A walk around Boom Island shows SkipperLiner has space on land, too, including a mobile-home sized ticket booth, a dedicated loading/docking area and four dedicated parking spots.
Renegotiating the lease
The Park Board justified buying its riverfront headquarters assuming it could lease out space to help pay the mortgage. Still, it might let Twin City Catering shrink its space.
“We are trying to make sure that his business is successful,” Siggelkow said. “It is like any of our concessionaries, if it is not working, we have to sit down and try to figure out how to make it work.”
The Park Board might take over some of the catering space for its own purposes, he said.
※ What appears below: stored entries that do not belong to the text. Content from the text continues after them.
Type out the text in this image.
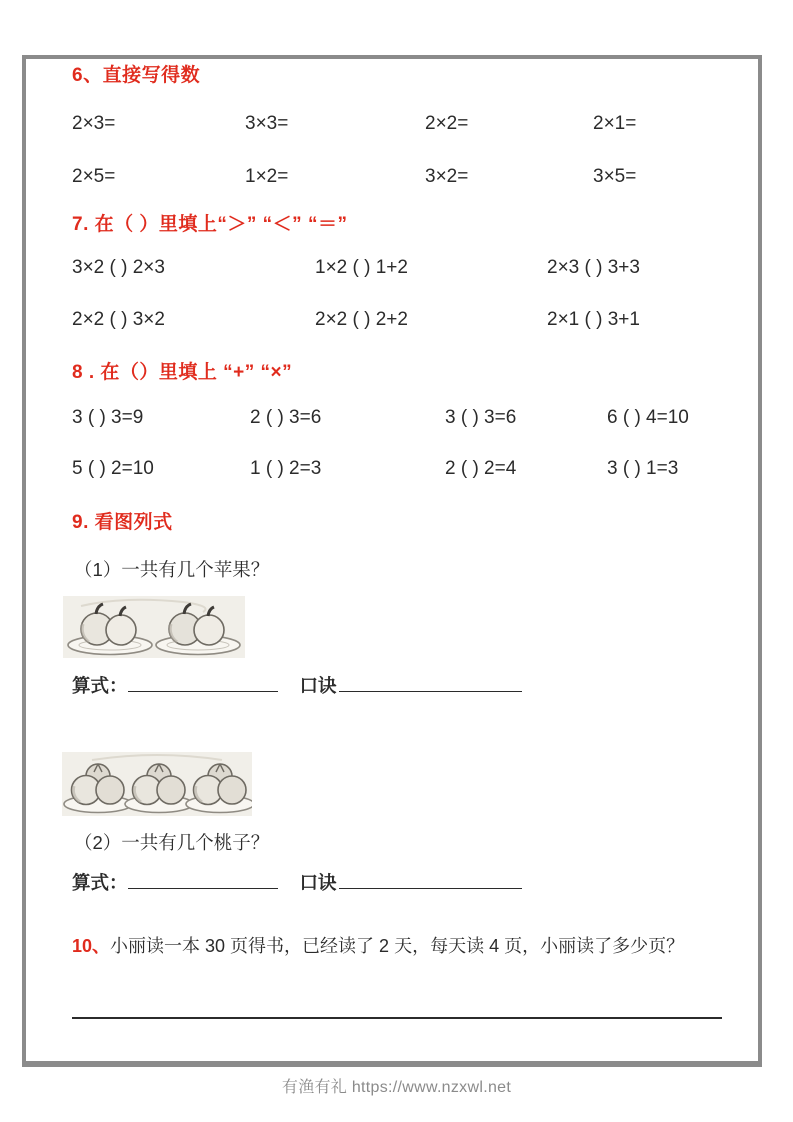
6、直接写得数
2×3=	3×3=	2×2=	2×1=
2×5=	1×2=	3×2=	3×5=
7. 在（ ）里填上“＞” “＜” “＝”
3×2 ( ) 2×3	1×2 ( ) 1+2	2×3 ( ) 3+3
2×2 ( ) 3×2	2×2 ( ) 2+2	2×1 ( ) 3+1
8 . 在（）里填上 “+” “×”
3 ( ) 3=9	2 ( ) 3=6	3 ( ) 3=6	6 ( ) 4=10
5 ( ) 2=10	1 ( ) 2=3	2 ( ) 2=4	3 ( ) 1=3
9. 看图列式
（1）一共有几个苹果？
算式：	口诀
（2）一共有几个桃子？
算式：	口诀
10、小丽读一本 30 页得书，已经读了 2 天，每天读 4 页，小丽读了多少页？
有渔有礼 https://www.nzxwl.net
It could house the new city-initiated Riverfront Development Corporation in part of the space.
The Park Board also wants to expand its event capacity. It would like to add an event a year, things like the Minneapolis bike tour, which started in 2007. It has a whiffle ball tournament on the drawing board for next year.
And, there could even be more moneymaking ventures, such as admission-based park concerts, he said.
Scott Russell is a journalist. He wrote for the Southwest Journal and Skyway News (now the Downtown Journal) in Minneapolis from 1999-2005. He also wrote for The Capital Times, a Madison Wisconsin daily, from 1993-1999.